É de sabença a dificuldade do estudo do Direito Eleitoral ante ao próprio subdesenvolvimento de sua principiologia estruturante. Não há um catálogo de princípios estruturantes específicos eleitorais que sejam capazes de conferir à disciplina coerência e unidade.
O arcabouço normativo além de ser resultante de uma legislação esparsa que é constantemente alterada, é inspirada pela concepção paternalista, que parte da ideia de que os cidadãos não possuem capacidade de discernimento, o que tem servido de justificativa para a constante intervenção estatal. O que é contraditório, ante a ideia de democracia como autogoverno, onde os cidadãos deveriam ser tratados como um agente moral e autônomo.
A legislação brasileira é uma das mais extensas e restritivas do mundo. E, como se não bastasse, é objeto de inúmeras reformas carentes de coerência e de sistematização. Como apontou Torquato Jardim, “isso decorre da natureza singular do direito eleitoral em relação aos demais ramos do direito: aquele que edita a norma é seu próprio destinatário” (Revista Brasileira de Direito Eleitoral – RBDE, Belo Horizonte, ano 5, n. 8, p. 219-239, jan/jun. p. 222).
O magistério jurisprudencial dos Tribunais Eleitorais é cambiante e muitas vezes, os órgãos alteram entendimentos já sedimentados às vésperas do ano eleitoral, o que termina por ferir de morte a estabilidade do pleito e a segurança jurídica, prejudicando determinados candidatos e agremiações partidárias ante a ausência de previsibilidade das regras do jogo.
O cenário brasileiro é de contumaz apatia da população diante das eleições e diante de uma concepção elitista de democracia, o direito eleitoral brasileiro se organiza de modo a restringir a “temperatura” da política, quando na verdade deveria estimular que os cidadãos promovessem debates acalorados, críticas e a circulação de ideias. É dizer: a efetiva participação.

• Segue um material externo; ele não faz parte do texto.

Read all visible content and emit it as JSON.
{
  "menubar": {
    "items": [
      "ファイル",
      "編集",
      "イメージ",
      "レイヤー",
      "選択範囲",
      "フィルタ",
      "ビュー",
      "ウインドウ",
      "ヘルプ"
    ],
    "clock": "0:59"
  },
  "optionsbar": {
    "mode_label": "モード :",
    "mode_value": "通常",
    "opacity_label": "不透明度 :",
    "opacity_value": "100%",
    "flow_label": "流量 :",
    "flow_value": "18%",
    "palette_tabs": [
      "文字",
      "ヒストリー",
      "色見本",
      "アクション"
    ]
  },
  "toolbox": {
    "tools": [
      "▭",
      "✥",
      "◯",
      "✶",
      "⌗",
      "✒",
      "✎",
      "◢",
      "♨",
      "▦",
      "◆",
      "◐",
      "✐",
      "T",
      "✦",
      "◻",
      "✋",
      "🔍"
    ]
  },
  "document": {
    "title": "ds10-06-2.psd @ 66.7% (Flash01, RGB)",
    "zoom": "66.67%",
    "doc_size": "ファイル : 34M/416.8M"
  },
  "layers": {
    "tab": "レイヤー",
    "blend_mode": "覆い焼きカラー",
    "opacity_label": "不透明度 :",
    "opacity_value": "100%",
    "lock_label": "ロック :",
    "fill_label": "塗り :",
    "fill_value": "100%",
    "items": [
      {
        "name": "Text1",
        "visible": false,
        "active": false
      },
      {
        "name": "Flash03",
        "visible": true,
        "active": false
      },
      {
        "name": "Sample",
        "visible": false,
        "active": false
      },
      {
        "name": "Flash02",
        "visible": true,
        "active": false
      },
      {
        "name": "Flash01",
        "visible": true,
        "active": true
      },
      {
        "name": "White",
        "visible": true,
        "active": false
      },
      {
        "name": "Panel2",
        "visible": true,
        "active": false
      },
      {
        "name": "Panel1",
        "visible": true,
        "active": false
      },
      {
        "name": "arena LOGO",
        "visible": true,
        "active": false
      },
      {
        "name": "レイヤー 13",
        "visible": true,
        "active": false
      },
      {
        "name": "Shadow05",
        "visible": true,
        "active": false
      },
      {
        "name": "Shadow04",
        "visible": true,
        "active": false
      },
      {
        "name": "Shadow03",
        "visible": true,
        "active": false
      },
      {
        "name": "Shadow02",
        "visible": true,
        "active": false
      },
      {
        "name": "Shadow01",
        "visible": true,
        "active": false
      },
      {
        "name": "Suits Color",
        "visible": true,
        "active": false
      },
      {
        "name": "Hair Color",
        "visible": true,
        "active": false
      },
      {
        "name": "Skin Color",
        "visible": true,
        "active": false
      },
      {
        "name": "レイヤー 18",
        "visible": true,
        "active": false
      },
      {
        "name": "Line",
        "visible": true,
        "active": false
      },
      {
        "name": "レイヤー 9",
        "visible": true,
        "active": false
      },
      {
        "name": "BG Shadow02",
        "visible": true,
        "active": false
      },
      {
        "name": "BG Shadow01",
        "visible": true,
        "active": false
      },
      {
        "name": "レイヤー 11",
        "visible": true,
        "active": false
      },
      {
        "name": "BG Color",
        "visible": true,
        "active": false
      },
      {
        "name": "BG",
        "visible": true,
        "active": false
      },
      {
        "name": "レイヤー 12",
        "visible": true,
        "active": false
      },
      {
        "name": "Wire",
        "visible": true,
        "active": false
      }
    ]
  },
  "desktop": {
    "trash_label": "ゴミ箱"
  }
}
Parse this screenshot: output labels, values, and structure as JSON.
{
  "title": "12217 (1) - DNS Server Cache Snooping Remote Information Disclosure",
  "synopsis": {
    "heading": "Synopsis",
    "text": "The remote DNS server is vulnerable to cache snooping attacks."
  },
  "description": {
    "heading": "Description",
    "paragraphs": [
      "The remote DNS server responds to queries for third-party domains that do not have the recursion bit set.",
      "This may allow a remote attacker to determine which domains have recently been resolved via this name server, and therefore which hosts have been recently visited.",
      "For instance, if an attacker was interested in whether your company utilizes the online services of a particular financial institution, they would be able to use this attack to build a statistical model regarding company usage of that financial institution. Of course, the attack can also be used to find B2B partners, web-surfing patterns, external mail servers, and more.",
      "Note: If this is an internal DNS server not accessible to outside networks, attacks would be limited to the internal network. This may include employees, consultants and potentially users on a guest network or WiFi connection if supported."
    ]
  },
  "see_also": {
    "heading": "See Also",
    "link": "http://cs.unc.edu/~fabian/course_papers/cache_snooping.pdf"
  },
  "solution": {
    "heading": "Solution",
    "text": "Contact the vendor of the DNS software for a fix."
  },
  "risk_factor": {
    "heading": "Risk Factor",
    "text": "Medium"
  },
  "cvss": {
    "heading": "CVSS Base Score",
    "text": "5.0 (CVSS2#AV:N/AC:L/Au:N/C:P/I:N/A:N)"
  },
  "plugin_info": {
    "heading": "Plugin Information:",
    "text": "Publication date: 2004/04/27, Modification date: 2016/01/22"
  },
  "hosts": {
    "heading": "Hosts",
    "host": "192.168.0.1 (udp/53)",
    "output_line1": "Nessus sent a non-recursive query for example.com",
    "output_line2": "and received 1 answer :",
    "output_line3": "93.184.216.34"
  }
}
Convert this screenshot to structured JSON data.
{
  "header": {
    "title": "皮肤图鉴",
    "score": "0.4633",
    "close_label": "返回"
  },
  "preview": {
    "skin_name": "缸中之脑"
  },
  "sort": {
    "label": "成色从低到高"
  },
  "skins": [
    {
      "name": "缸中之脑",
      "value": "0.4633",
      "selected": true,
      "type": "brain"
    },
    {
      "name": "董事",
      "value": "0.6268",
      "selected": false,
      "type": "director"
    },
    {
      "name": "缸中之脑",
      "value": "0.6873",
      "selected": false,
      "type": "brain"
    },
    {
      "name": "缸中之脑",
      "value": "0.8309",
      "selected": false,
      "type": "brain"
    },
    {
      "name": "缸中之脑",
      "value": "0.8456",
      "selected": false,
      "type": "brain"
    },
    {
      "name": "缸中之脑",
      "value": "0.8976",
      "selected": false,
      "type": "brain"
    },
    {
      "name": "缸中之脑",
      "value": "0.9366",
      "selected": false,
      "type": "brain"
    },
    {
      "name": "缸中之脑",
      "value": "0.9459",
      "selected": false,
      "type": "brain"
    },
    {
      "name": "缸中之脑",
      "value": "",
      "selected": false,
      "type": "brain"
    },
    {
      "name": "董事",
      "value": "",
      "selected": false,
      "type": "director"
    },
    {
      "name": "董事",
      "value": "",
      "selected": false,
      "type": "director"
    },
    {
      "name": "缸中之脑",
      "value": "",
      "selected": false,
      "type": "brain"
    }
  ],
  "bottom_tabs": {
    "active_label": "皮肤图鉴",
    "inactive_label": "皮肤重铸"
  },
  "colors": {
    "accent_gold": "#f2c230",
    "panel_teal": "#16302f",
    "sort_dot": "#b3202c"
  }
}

Lado outro, o atual arcabouço teórico do Direito eleitoral permanece envolto em uma concepção autoritária, sendo a censura um traço persistente da formação cultural brasileira. E não precisa despender grandes esforços para identificar na prática que a censura prévia tem atingido todos os meios de comunicação durante o período eleitoral.
Sem contar que o Código Eleitoral é fruto de um período onde havia contenção das liberdades públicas e da participação política. Ou seja, hoje ainda temos uma legislação que reflete e respira ideias de um período ditatorial, comprometidas não com os ideais da Carta Política de 1988.
Entretanto, é necessário relembrar que é através do processo eleitoral que há a concretização dos direitos políticos fundamentais, desenvolvidos tanto pela capacidade de o cidadão ser candidato, como na possibilidade do direito de voto. O processo eleitoral é um espaço democrático e público de livre manifestação da vontade política coletiva.
É também um instrumento essencial de controle da normalidade e legitimidade das eleições e, portanto, das investiduras político-eletivas. É condição sine qua non de realização de direitos políticos fundamentais como a cidadania e a soberania popular, bem como o do próprio regime democrático.
Por tal razão, o processo eleitoral é objeto de proteção constitucional e legal, o qual deveria ser objeto de um olhar acurado mormente por parte dos cidadãos, afinal é por ele que se perfaz a ocupação consentida de cargos políticos-eletivos e o consequente exercício legítimo do poder estatal. Trata-se de bem jurídico fundamental para a democracia.